School of Natural and Environmental Sciences

Event items

Tackling metastatic disease – a medicinal chemistry perspective

Chemistry Seminar Series - Prof Andrew Westwell, Cardiff University

Date/Time: Tuesday 19 February 2019, 14:00 - 15:00

Venue: Bedson Building, Room 2.76

Abstract

Andrea Brancale,a Richard Clarkson,b Luke Piggott,a Andrew D. Westwella

aSchool of Pharmacy and Pharmaceutical Sciences, Cardiff University, CF10 3NB, Wales, U.K.

b European Cancer Stem Cell Research Institute, Cardiff University, CF24 4HQ, Wales, U.K.

E-mail: WestwellA@cf.ac.uk

It is estimated that around 90% of cancer patients die from metastasis (the formation of secondary tumours distant from the original site), rather than their primary disease. Yet there are virtually no efficacious drugs targeting this complex biological phenomenon.[1] Breast cancer provides a useful case in point.

Advances in breast cancer research have established the existence of clinical disease sub-types, each with distinct pathologies, course of disease progression, and response to therapeutic intervention.
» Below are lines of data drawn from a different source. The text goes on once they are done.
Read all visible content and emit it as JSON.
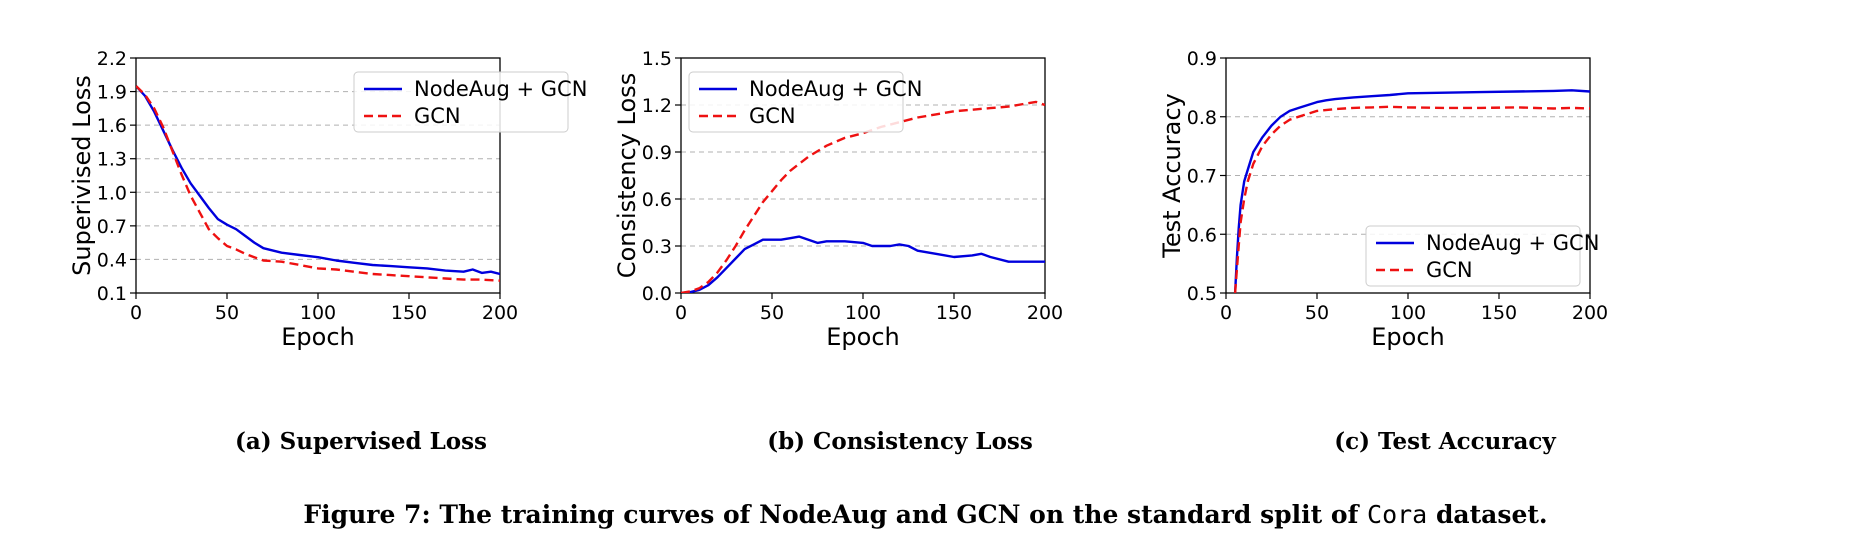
{
  "figure": {
    "caption_prefix": "Figure 7: The training curves of NodeAug and GCN on the standard split of ",
    "caption_dataset": "Cora",
    "caption_suffix": " dataset."
  },
  "colors": {
    "nodeaug": "#0000dd",
    "gcn": "#ee1111",
    "grid": "#b0b0b0"
  },
  "chart_data": [
    {
      "type": "line",
      "subcaption": "(a) Supervised Loss",
      "xlabel": "Epoch",
      "ylabel": "Superivised Loss",
      "xlim": [
        0,
        200
      ],
      "ylim": [
        0.1,
        2.2
      ],
      "xticks": [
        0,
        50,
        100,
        150,
        200
      ],
      "yticks": [
        0.1,
        0.4,
        0.7,
        1.0,
        1.3,
        1.6,
        1.9,
        2.2
      ],
      "ytick_labels": [
        "0.1",
        "0.4",
        "0.7",
        "1.0",
        "1.3",
        "1.6",
        "1.9",
        "2.2"
      ],
      "grid": "y-dashed",
      "legend": "top-right",
      "series": [
        {
          "name": "NodeAug + GCN",
          "style": "solid",
          "x": [
            0,
            5,
            10,
            15,
            20,
            25,
            30,
            35,
            40,
            45,
            50,
            55,
            60,
            65,
            70,
            80,
            90,
            100,
            110,
            120,
            130,
            140,
            150,
            160,
            170,
            180,
            185,
            190,
            195,
            200
          ],
          "y": [
            1.95,
            1.86,
            1.72,
            1.55,
            1.38,
            1.22,
            1.08,
            0.97,
            0.86,
            0.76,
            0.71,
            0.67,
            0.61,
            0.55,
            0.5,
            0.46,
            0.44,
            0.42,
            0.39,
            0.37,
            0.35,
            0.34,
            0.33,
            0.32,
            0.3,
            0.29,
            0.31,
            0.28,
            0.29,
            0.27
          ]
        },
        {
          "name": "GCN",
          "style": "dashed",
          "x": [
            0,
            5,
            10,
            15,
            20,
            25,
            30,
            35,
            40,
            45,
            50,
            55,
            60,
            65,
            70,
            80,
            90,
            100,
            110,
            120,
            130,
            140,
            150,
            160,
            170,
            180,
            190,
            200
          ],
          "y": [
            1.95,
            1.87,
            1.75,
            1.58,
            1.37,
            1.16,
            0.97,
            0.82,
            0.67,
            0.59,
            0.52,
            0.49,
            0.45,
            0.42,
            0.39,
            0.38,
            0.35,
            0.32,
            0.31,
            0.29,
            0.27,
            0.26,
            0.25,
            0.24,
            0.23,
            0.22,
            0.22,
            0.21
          ]
        }
      ]
    },
    {
      "type": "line",
      "subcaption": "(b) Consistency Loss",
      "xlabel": "Epoch",
      "ylabel": "Consistency Loss",
      "xlim": [
        0,
        200
      ],
      "ylim": [
        0.0,
        1.5
      ],
      "xticks": [
        0,
        50,
        100,
        150,
        200
      ],
      "yticks": [
        0.0,
        0.3,
        0.6,
        0.9,
        1.2,
        1.5
      ],
      "ytick_labels": [
        "0.0",
        "0.3",
        "0.6",
        "0.9",
        "1.2",
        "1.5"
      ],
      "grid": "y-dashed",
      "legend": "top-left",
      "series": [
        {
          "name": "NodeAug + GCN",
          "style": "solid",
          "x": [
            0,
            5,
            10,
            15,
            20,
            25,
            30,
            35,
            40,
            45,
            50,
            55,
            60,
            65,
            70,
            75,
            80,
            90,
            100,
            105,
            110,
            115,
            120,
            125,
            130,
            140,
            150,
            160,
            165,
            170,
            180,
            190,
            200
          ],
          "y": [
            0.0,
            0.005,
            0.02,
            0.05,
            0.1,
            0.16,
            0.22,
            0.28,
            0.31,
            0.34,
            0.34,
            0.34,
            0.35,
            0.36,
            0.34,
            0.32,
            0.33,
            0.33,
            0.32,
            0.3,
            0.3,
            0.3,
            0.31,
            0.3,
            0.27,
            0.25,
            0.23,
            0.24,
            0.25,
            0.23,
            0.2,
            0.2,
            0.2
          ]
        },
        {
          "name": "GCN",
          "style": "dashed",
          "x": [
            0,
            5,
            10,
            15,
            20,
            25,
            30,
            35,
            40,
            45,
            50,
            55,
            60,
            70,
            80,
            90,
            100,
            110,
            120,
            130,
            140,
            150,
            160,
            170,
            180,
            190,
            195,
            200
          ],
          "y": [
            0.0,
            0.01,
            0.03,
            0.07,
            0.13,
            0.21,
            0.3,
            0.4,
            0.49,
            0.58,
            0.65,
            0.72,
            0.78,
            0.87,
            0.94,
            0.99,
            1.02,
            1.06,
            1.09,
            1.12,
            1.14,
            1.16,
            1.17,
            1.18,
            1.19,
            1.21,
            1.22,
            1.2
          ]
        }
      ]
    },
    {
      "type": "line",
      "subcaption": "(c) Test Accuracy",
      "xlabel": "Epoch",
      "ylabel": "Test Accuracy",
      "xlim": [
        0,
        200
      ],
      "ylim": [
        0.5,
        0.9
      ],
      "xticks": [
        0,
        50,
        100,
        150,
        200
      ],
      "yticks": [
        0.5,
        0.6,
        0.7,
        0.8,
        0.9
      ],
      "ytick_labels": [
        "0.5",
        "0.6",
        "0.7",
        "0.8",
        "0.9"
      ],
      "grid": "y-dashed",
      "legend": "lower-right",
      "series": [
        {
          "name": "NodeAug + GCN",
          "style": "solid",
          "x": [
            5,
            6,
            7,
            8,
            10,
            12,
            15,
            20,
            25,
            30,
            35,
            40,
            45,
            50,
            55,
            60,
            70,
            80,
            90,
            100,
            120,
            140,
            160,
            180,
            190,
            200
          ],
          "y": [
            0.5,
            0.56,
            0.61,
            0.65,
            0.69,
            0.71,
            0.74,
            0.765,
            0.785,
            0.8,
            0.81,
            0.815,
            0.82,
            0.825,
            0.828,
            0.83,
            0.833,
            0.835,
            0.837,
            0.84,
            0.841,
            0.842,
            0.843,
            0.844,
            0.845,
            0.843
          ]
        },
        {
          "name": "GCN",
          "style": "dashed",
          "x": [
            5,
            6,
            7,
            8,
            10,
            12,
            15,
            20,
            25,
            30,
            35,
            40,
            45,
            50,
            60,
            70,
            80,
            90,
            100,
            120,
            140,
            160,
            180,
            190,
            200
          ],
          "y": [
            0.5,
            0.54,
            0.58,
            0.62,
            0.66,
            0.69,
            0.72,
            0.75,
            0.77,
            0.785,
            0.795,
            0.8,
            0.805,
            0.81,
            0.813,
            0.815,
            0.816,
            0.817,
            0.816,
            0.815,
            0.815,
            0.816,
            0.814,
            0.815,
            0.814
          ]
        }
      ]
    }
  ]
}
While survival outcomes have improved dramatically in recent years for oestrogen receptor (ER)-positive disease, sub-types such as “triple-negative” breast cancer (around 15% of cases), present a difficult challenge with standard chemotherapy having little impact on overall survival.

Previous research at Cardiff has established the important role of Bcl3 in metastatic progression of HER2-positive breast cancer within in vitro and in vivo models.[2] Bcl3 is a facilitator protein of the NF-kB signalling system with significant potential as a target for cancer drug design.

At the outset of this project, there were no reported inhibitors of Bcl3. We chose to focus on the Bcl3-p50 protein-protein interaction, generating a pharmacophore model for virtual screening. Subsequent docking and refinement of virtual hit compounds led to the identification of JS6, which exhibited potent (sub-micromolar) inhibitory activity in a range of relevant breast cancer models including an NF-kB reporter cell line and in cell migration assays.

Crucially, JS6 effectively suppressed metastatic progression within in vivo models of metastatic breast cancer. Further pre-clinical development studies are ongoing and will be discussed, including scale-up of chemical synthesis. 

 

[1] Anderson RL et al. (2019) A framework for the development of effective anti-metastatic agents. https://doi.org/10.1038/ s41571-018-0134-8

[2] Wakefield A, Soukupova J, Montagne A, Ranger J, French R, Muller WJ, Clarkson RW (2013). Bcl3 selectively promotes metastasis of ERBB2-driven mammary tumors. Cancer Res. 73(2):745-55.